OpenAI has officially launched group chats on ChatGPT worldwide, expanding the feature to users across all plans — Free, Go, Plus, and Pro. The global release follows a limited pilot last week in regions including Japan and New Zealand.
The new feature transforms ChatGPT from a one-to-one AI assistant into a collaborative group workspace, allowing friends, families, classmates, or teams to chat together — with ChatGPT participating whenever needed.
What Group Chats Can Do
OpenAI says the update is designed to help people plan trips, co-write documents, compare ideas, settle debates, study, or brainstorm projects in a shared conversation. ChatGPT can jump in to summarize discussions, gather information, or analyze options — but only when tagged.
Up to 20 participants can join a single group chat, and each user’s personal settings and memory remain private. To start a group, users can tap the people icon, add participants directly, or share an invite link. Each participant creates a simple profile including a name, username, and photo.
Notably, adding new people to an existing chat creates a fresh conversation, ensuring the original chat stays intact.

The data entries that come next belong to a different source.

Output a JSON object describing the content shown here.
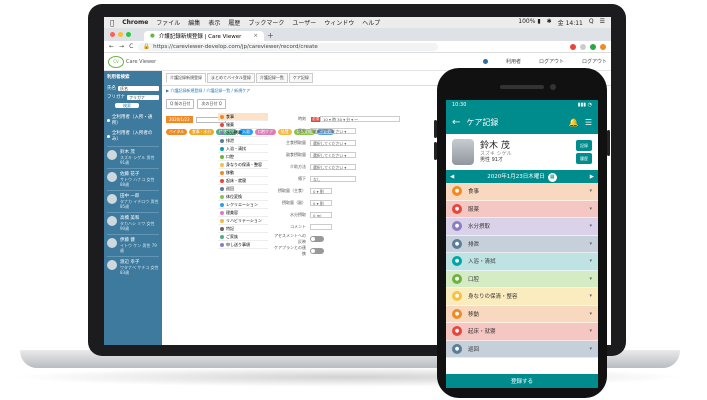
{
  "menubar": {
    "apple": "",
    "app": "Chrome",
    "menus": [
      "ファイル",
      "編集",
      "表示",
      "履歴",
      "ブックマーク",
      "ユーザー",
      "ウィンドウ",
      "ヘルプ"
    ],
    "status": [
      "100% ▮",
      "✱",
      "金 14:11",
      "Q",
      "☰"
    ]
  },
  "browser": {
    "tab_title": "介護記録新規登録 | Care Viewer",
    "new_tab": "+",
    "url": "https://careviewer-develop.com/jp/careviewer/record/create",
    "nav": [
      "←",
      "→",
      "C"
    ]
  },
  "app_header": {
    "logo_text": "Care Viewer",
    "items": [
      "利用者",
      "ログアウト",
      "ログアウト"
    ]
  },
  "sidebar": {
    "title": "利用者検索",
    "fields": [
      {
        "label": "氏名",
        "value": "氏名"
      },
      {
        "label": "フリガナ",
        "value": "フリガナ"
      }
    ],
    "search_button": "検索",
    "radios": [
      "全利用者（入所・通所）",
      "全利用者（入所者のみ）"
    ],
    "patients": [
      {
        "name": "鈴木 茂",
        "sub": "スズキ シゲル  男性 91歳"
      },
      {
        "name": "佐藤 花子",
        "sub": "サトウ ハナコ  女性 88歳"
      },
      {
        "name": "田中 一郎",
        "sub": "タナカ イチロウ  男性 85歳"
      },
      {
        "name": "高橋 美和",
        "sub": "タカハシ ミワ  女性 90歳"
      },
      {
        "name": "伊藤 健",
        "sub": "イトウ ケン  男性 79歳"
      },
      {
        "name": "渡辺 幸子",
        "sub": "ワタナベ サチコ  女性 83歳"
      }
    ]
  },
  "main": {
    "subtabs": [
      "介護記録新規登録",
      "まとめてバイタル登録",
      "介護記録一覧",
      "ケア記録"
    ],
    "crumb": "▶ 介護記録新規登録 / 介護記録一覧 / 新規ケア",
    "toolbar": [
      "Q 前の日付",
      "次の日付 Q"
    ],
    "date_label": "2020/1/23",
    "pills": [
      {
        "label": "バイタル",
        "color": "#f08a24"
      },
      {
        "label": "食事・水分",
        "color": "#f5a623"
      },
      {
        "label": "排泄記録",
        "color": "#4caf82"
      },
      {
        "label": "入浴",
        "color": "#2a9df4"
      },
      {
        "label": "口腔ケア",
        "color": "#e27ab8"
      },
      {
        "label": "処置",
        "color": "#f6b945"
      },
      {
        "label": "体位変換",
        "color": "#8bc34a"
      },
      {
        "label": "その他",
        "color": "#5c9bd6"
      }
    ],
    "categories": [
      {
        "label": "食事",
        "color": "#f08a24"
      },
      {
        "label": "服薬",
        "color": "#e8453c"
      },
      {
        "label": "水分摂取",
        "color": "#8e7cc3"
      },
      {
        "label": "排泄",
        "color": "#5a7d9a"
      },
      {
        "label": "入浴・清拭",
        "color": "#00a4a6"
      },
      {
        "label": "口腔",
        "color": "#6cb33f"
      },
      {
        "label": "身なりの保清・整容",
        "color": "#f5c242"
      },
      {
        "label": "移動",
        "color": "#f08a24"
      },
      {
        "label": "起床・就寝",
        "color": "#e8453c"
      },
      {
        "label": "巡回",
        "color": "#5a7d9a"
      },
      {
        "label": "体位変換",
        "color": "#8bc34a"
      },
      {
        "label": "レクリエーション",
        "color": "#2a9df4"
      },
      {
        "label": "理美容",
        "color": "#e27ab8"
      },
      {
        "label": "リハビリテーション",
        "color": "#f6b945"
      },
      {
        "label": "特記",
        "color": "#666666"
      },
      {
        "label": "ご家族",
        "color": "#4caf82"
      },
      {
        "label": "申し送り事項",
        "color": "#8e7cc3"
      }
    ],
    "form": [
      {
        "label": "時刻",
        "value": "10 ▾ 時 30 ▾ 分  ▾  ～"
      },
      {
        "label": "区分",
        "value": "選択してください ▾"
      },
      {
        "label": "主食摂取量",
        "value": "選択してください ▾"
      },
      {
        "label": "副食摂取量",
        "value": "選択してください ▾"
      },
      {
        "label": "介助方法",
        "value": "選択してください ▾"
      },
      {
        "label": "嚥下",
        "value": "なし"
      },
      {
        "label": "摂取量（主食）",
        "value": "0 ▾ 割"
      },
      {
        "label": "摂取量（副）",
        "value": "0 ▾ 割"
      },
      {
        "label": "水分摂取",
        "value": "0  ml"
      },
      {
        "label": "コメント",
        "value": ""
      }
    ],
    "toggles": [
      "アセスメントへの反映",
      "ケアプランとの連携"
    ]
  },
  "phone": {
    "time": "10:30",
    "signal": "▮▮▮ ◔",
    "title": "ケア記録",
    "back": "←",
    "bell": "🔔",
    "menu": "☰",
    "resident_name": "鈴木 茂",
    "resident_kana": "スズキ シゲル",
    "resident_info": "男性 91才",
    "btn_vital": "記録",
    "btn_history": "履歴",
    "date": "2020年1月23日木曜日",
    "prev": "◀",
    "next": "▶",
    "categories": [
      {
        "label": "食事",
        "bg": "#f8d9bf",
        "ic": "#f08a24"
      },
      {
        "label": "服薬",
        "bg": "#f4c7c3",
        "ic": "#e8453c"
      },
      {
        "label": "水分摂取",
        "bg": "#d9d2e9",
        "ic": "#8e7cc3"
      },
      {
        "label": "排泄",
        "bg": "#c5d0da",
        "ic": "#5a7d9a"
      },
      {
        "label": "入浴・清拭",
        "bg": "#bfe3e3",
        "ic": "#00a4a6"
      },
      {
        "label": "口腔",
        "bg": "#d4ebc4",
        "ic": "#6cb33f"
      },
      {
        "label": "身なりの保清・整容",
        "bg": "#fbecbf",
        "ic": "#f5c242"
      },
      {
        "label": "移動",
        "bg": "#f8d9bf",
        "ic": "#f08a24"
      },
      {
        "label": "起床・就寝",
        "bg": "#f4c7c3",
        "ic": "#e8453c"
      },
      {
        "label": "巡回",
        "bg": "#c5d0da",
        "ic": "#5a7d9a"
      }
    ],
    "submit": "登録する"
  },
  "colors": {
    "teal": "#008b8d",
    "sidebar": "#3d7a9e",
    "accent": "#f08a24"
  }
}
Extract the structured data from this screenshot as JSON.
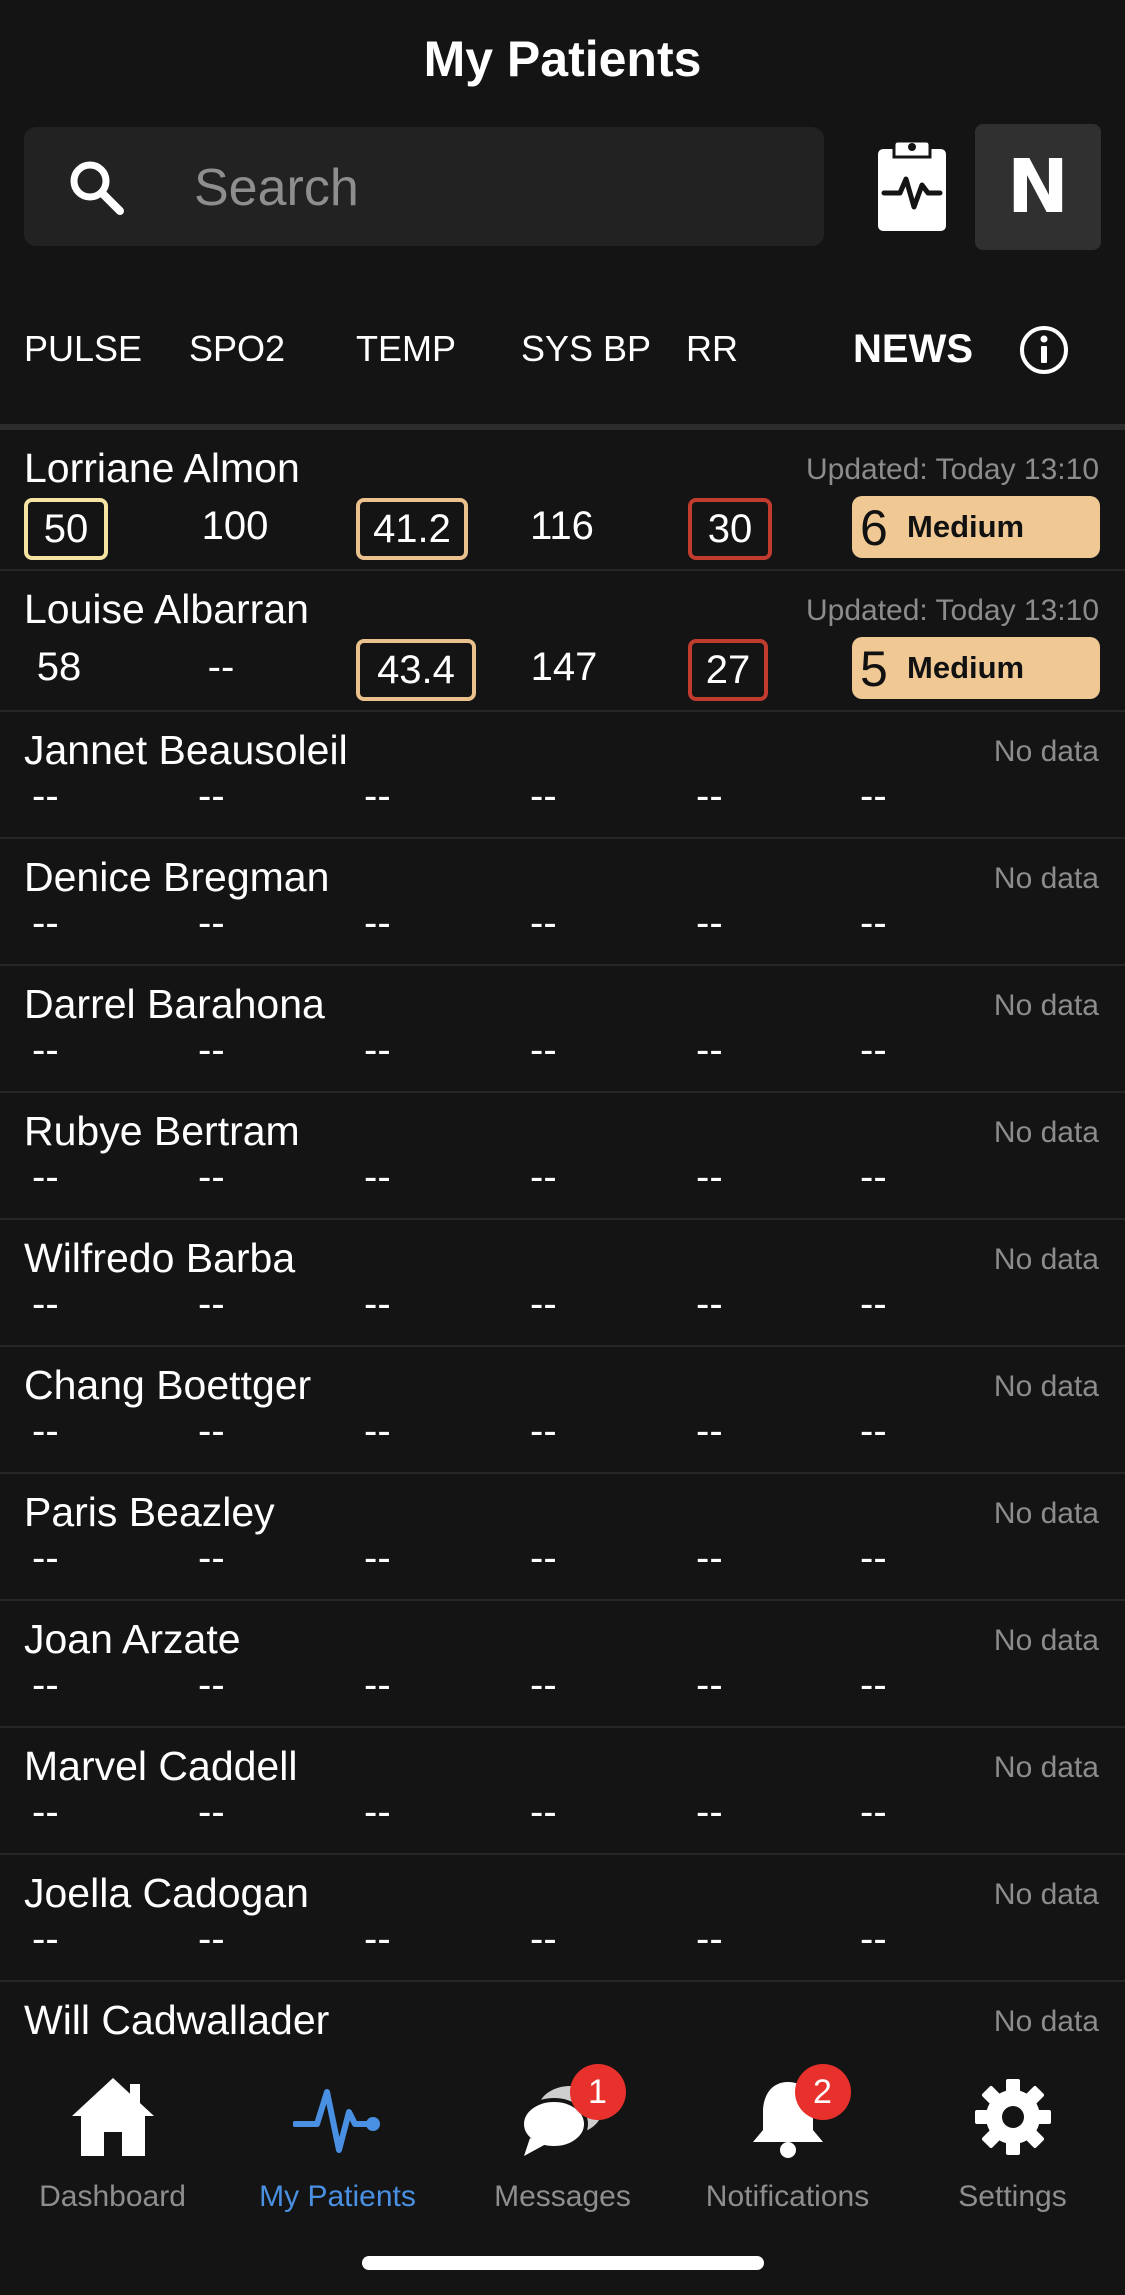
{
  "header": {
    "title": "My Patients"
  },
  "search": {
    "placeholder": "Search"
  },
  "toolbar": {
    "n_label": "N"
  },
  "columns": [
    "PULSE",
    "SPO2",
    "TEMP",
    "SYS BP",
    "RR",
    "NEWS"
  ],
  "patients": [
    {
      "name": "Lorriane Almon",
      "updated": "Updated: Today 13:10",
      "pulse": "50",
      "spo2": "100",
      "temp": "41.2",
      "sysbp": "116",
      "rr": "30",
      "news_score": "6",
      "news_level": "Medium"
    },
    {
      "name": "Louise Albarran",
      "updated": "Updated: Today 13:10",
      "pulse": "58",
      "spo2": "--",
      "temp": "43.4",
      "sysbp": "147",
      "rr": "27",
      "news_score": "5",
      "news_level": "Medium"
    },
    {
      "name": "Jannet Beausoleil",
      "updated": "No data",
      "pulse": "--",
      "spo2": "--",
      "temp": "--",
      "sysbp": "--",
      "rr": "--",
      "news": "--"
    },
    {
      "name": "Denice Bregman",
      "updated": "No data",
      "pulse": "--",
      "spo2": "--",
      "temp": "--",
      "sysbp": "--",
      "rr": "--",
      "news": "--"
    },
    {
      "name": "Darrel Barahona",
      "updated": "No data",
      "pulse": "--",
      "spo2": "--",
      "temp": "--",
      "sysbp": "--",
      "rr": "--",
      "news": "--"
    },
    {
      "name": "Rubye Bertram",
      "updated": "No data",
      "pulse": "--",
      "spo2": "--",
      "temp": "--",
      "sysbp": "--",
      "rr": "--",
      "news": "--"
    },
    {
      "name": "Wilfredo Barba",
      "updated": "No data",
      "pulse": "--",
      "spo2": "--",
      "temp": "--",
      "sysbp": "--",
      "rr": "--",
      "news": "--"
    },
    {
      "name": "Chang Boettger",
      "updated": "No data",
      "pulse": "--",
      "spo2": "--",
      "temp": "--",
      "sysbp": "--",
      "rr": "--",
      "news": "--"
    },
    {
      "name": "Paris Beazley",
      "updated": "No data",
      "pulse": "--",
      "spo2": "--",
      "temp": "--",
      "sysbp": "--",
      "rr": "--",
      "news": "--"
    },
    {
      "name": "Joan Arzate",
      "updated": "No data",
      "pulse": "--",
      "spo2": "--",
      "temp": "--",
      "sysbp": "--",
      "rr": "--",
      "news": "--"
    },
    {
      "name": "Marvel Caddell",
      "updated": "No data",
      "pulse": "--",
      "spo2": "--",
      "temp": "--",
      "sysbp": "--",
      "rr": "--",
      "news": "--"
    },
    {
      "name": "Joella Cadogan",
      "updated": "No data",
      "pulse": "--",
      "spo2": "--",
      "temp": "--",
      "sysbp": "--",
      "rr": "--",
      "news": "--"
    },
    {
      "name": "Will Cadwallader",
      "updated": "No data"
    }
  ],
  "tabs": [
    {
      "label": "Dashboard",
      "icon": "home-icon"
    },
    {
      "label": "My Patients",
      "icon": "heartbeat-icon",
      "active": true
    },
    {
      "label": "Messages",
      "icon": "chat-icon",
      "badge": "1"
    },
    {
      "label": "Notifications",
      "icon": "bell-icon",
      "badge": "2"
    },
    {
      "label": "Settings",
      "icon": "gear-icon"
    }
  ],
  "colors": {
    "background": "#141414",
    "accent": "#4a90e2",
    "news_medium": "#f0c894",
    "alert_red": "#c23b2f",
    "alert_orange": "#eac18d",
    "alert_yellow": "#f4e3a1",
    "badge_red": "#e8302c"
  }
}
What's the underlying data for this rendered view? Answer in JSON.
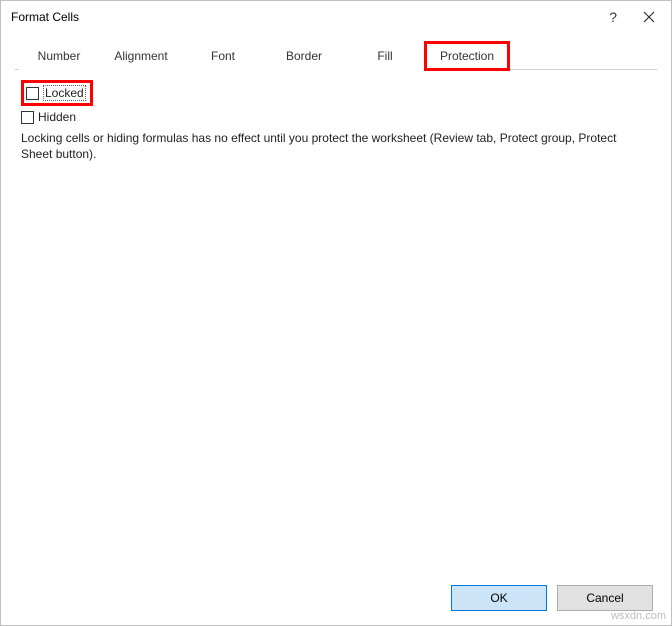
{
  "title": "Format Cells",
  "tabs": {
    "number": "Number",
    "alignment": "Alignment",
    "font": "Font",
    "border": "Border",
    "fill": "Fill",
    "protection": "Protection"
  },
  "protection": {
    "locked_label": "Locked",
    "hidden_label": "Hidden",
    "description": "Locking cells or hiding formulas has no effect until you protect the worksheet (Review tab, Protect group, Protect Sheet button)."
  },
  "buttons": {
    "ok": "OK",
    "cancel": "Cancel"
  },
  "watermark": "wsxdn.com"
}
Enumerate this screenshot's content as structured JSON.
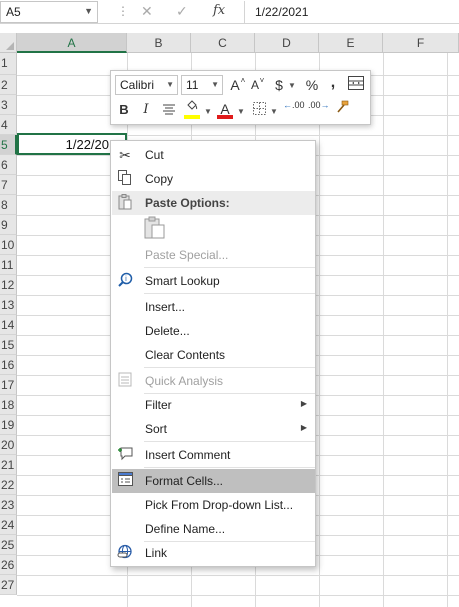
{
  "formula_bar": {
    "name_box": "A5",
    "fx_label": "fx",
    "formula_value": "1/22/2021"
  },
  "columns": [
    "A",
    "B",
    "C",
    "D",
    "E",
    "F"
  ],
  "rows": [
    "1",
    "2",
    "3",
    "4",
    "5",
    "6",
    "7",
    "8",
    "9",
    "10",
    "11",
    "12",
    "13",
    "14",
    "15",
    "16",
    "17",
    "18",
    "19",
    "20",
    "21",
    "22",
    "23",
    "24",
    "25",
    "26",
    "27"
  ],
  "selected_cell": {
    "address": "A5",
    "display": "1/22/20"
  },
  "mini_toolbar": {
    "font_name": "Calibri",
    "font_size": "11",
    "buttons": {
      "increase_font": "A",
      "decrease_font": "A",
      "currency": "$",
      "percent": "%",
      "comma": ",",
      "bold": "B",
      "italic": "I",
      "font_color": "A",
      "increase_decimal": ".00",
      "decrease_decimal": ".00"
    },
    "colors": {
      "highlight": "#ffff00",
      "font_color": "#e01b1b"
    }
  },
  "context_menu": {
    "items": [
      {
        "label": "Cut",
        "icon": "scissors-icon"
      },
      {
        "label": "Copy",
        "icon": "copy-icon"
      },
      {
        "label": "Paste Options:",
        "icon": "paste-icon"
      },
      {
        "label": "Paste Special...",
        "icon": ""
      },
      {
        "label": "Smart Lookup",
        "icon": "smart-lookup-icon"
      },
      {
        "label": "Insert...",
        "icon": ""
      },
      {
        "label": "Delete...",
        "icon": ""
      },
      {
        "label": "Clear Contents",
        "icon": ""
      },
      {
        "label": "Quick Analysis",
        "icon": "quick-analysis-icon"
      },
      {
        "label": "Filter",
        "icon": ""
      },
      {
        "label": "Sort",
        "icon": ""
      },
      {
        "label": "Insert Comment",
        "icon": "comment-icon"
      },
      {
        "label": "Format Cells...",
        "icon": "format-cells-icon"
      },
      {
        "label": "Pick From Drop-down List...",
        "icon": ""
      },
      {
        "label": "Define Name...",
        "icon": ""
      },
      {
        "label": "Link",
        "icon": "link-icon"
      }
    ]
  },
  "theme": {
    "accent": "#217346",
    "menu_highlight": "#bfbfbf"
  }
}
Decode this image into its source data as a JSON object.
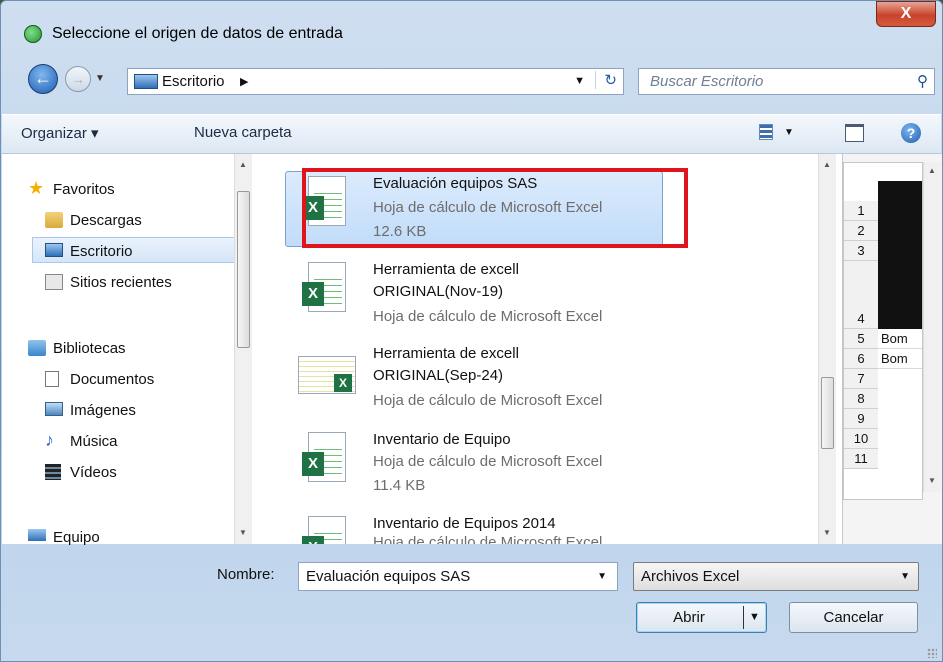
{
  "dialog": {
    "title": "Seleccione el origen de datos de entrada",
    "close_label": "X"
  },
  "navigation": {
    "back_icon": "back-arrow-icon",
    "forward_icon": "forward-arrow-icon",
    "address_crumb": "Escritorio",
    "search_placeholder": "Buscar Escritorio"
  },
  "toolbar": {
    "organize_label": "Organizar ▾",
    "new_folder_label": "Nueva carpeta"
  },
  "sidebar": {
    "favorites": "Favoritos",
    "items_fav": [
      "Descargas",
      "Escritorio",
      "Sitios recientes"
    ],
    "libraries": "Bibliotecas",
    "items_lib": [
      "Documentos",
      "Imágenes",
      "Música",
      "Vídeos"
    ],
    "computer": "Equipo",
    "selected": "Escritorio"
  },
  "files": [
    {
      "name": "Evaluación equipos SAS",
      "type": "Hoja de cálculo de Microsoft Excel",
      "size": "12.6 KB",
      "selected": true
    },
    {
      "name": "Herramienta de excell\nORIGINAL(Nov-19)",
      "type": "Hoja de cálculo de Microsoft Excel",
      "size": ""
    },
    {
      "name": "Herramienta de excell\nORIGINAL(Sep-24)",
      "type": "Hoja de cálculo de Microsoft Excel",
      "size": ""
    },
    {
      "name": "Inventario de Equipo",
      "type": "Hoja de cálculo de Microsoft Excel",
      "size": "11.4 KB"
    },
    {
      "name": "Inventario de Equipos 2014",
      "type": "Hoja de cálculo de Microsoft Excel",
      "size": ""
    }
  ],
  "preview": {
    "rows": [
      "1",
      "2",
      "3",
      "4",
      "5",
      "6",
      "7",
      "8",
      "9",
      "10",
      "11"
    ],
    "cells": {
      "5": "Bom",
      "6": "Bom"
    }
  },
  "footer": {
    "name_label": "Nombre:",
    "name_value": "Evaluación equipos SAS",
    "filter_value": "Archivos Excel",
    "open_label": "Abrir",
    "cancel_label": "Cancelar"
  },
  "highlight_color": "#e0141b"
}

How ChatGPT Interacts in a Group
ChatGPT can detect when to speak and when to stay silent, stepping in only when prompted. It can also react with emojis and refer to participant profile photos to personalize responses.
OpenAI says this launch is part of a broader effort to evolve ChatGPT into a collaborative platform, not just a personal chatbot.
“Over time, we see ChatGPT playing a more active role in real group conversations,” the company wrote in an email to TechCrunch.
Part of a Larger Expansion Push
The announcement comes shortly after OpenAI introduced GPT-5.1, featuring both Instant and Thinking modes, and a month after the company launched Sora, a social video-generation app with a TikTok-style feed.
With group chats now available globally, ChatGPT is taking a major step toward becoming a social, collaborative AI environment—and not just a solo tool.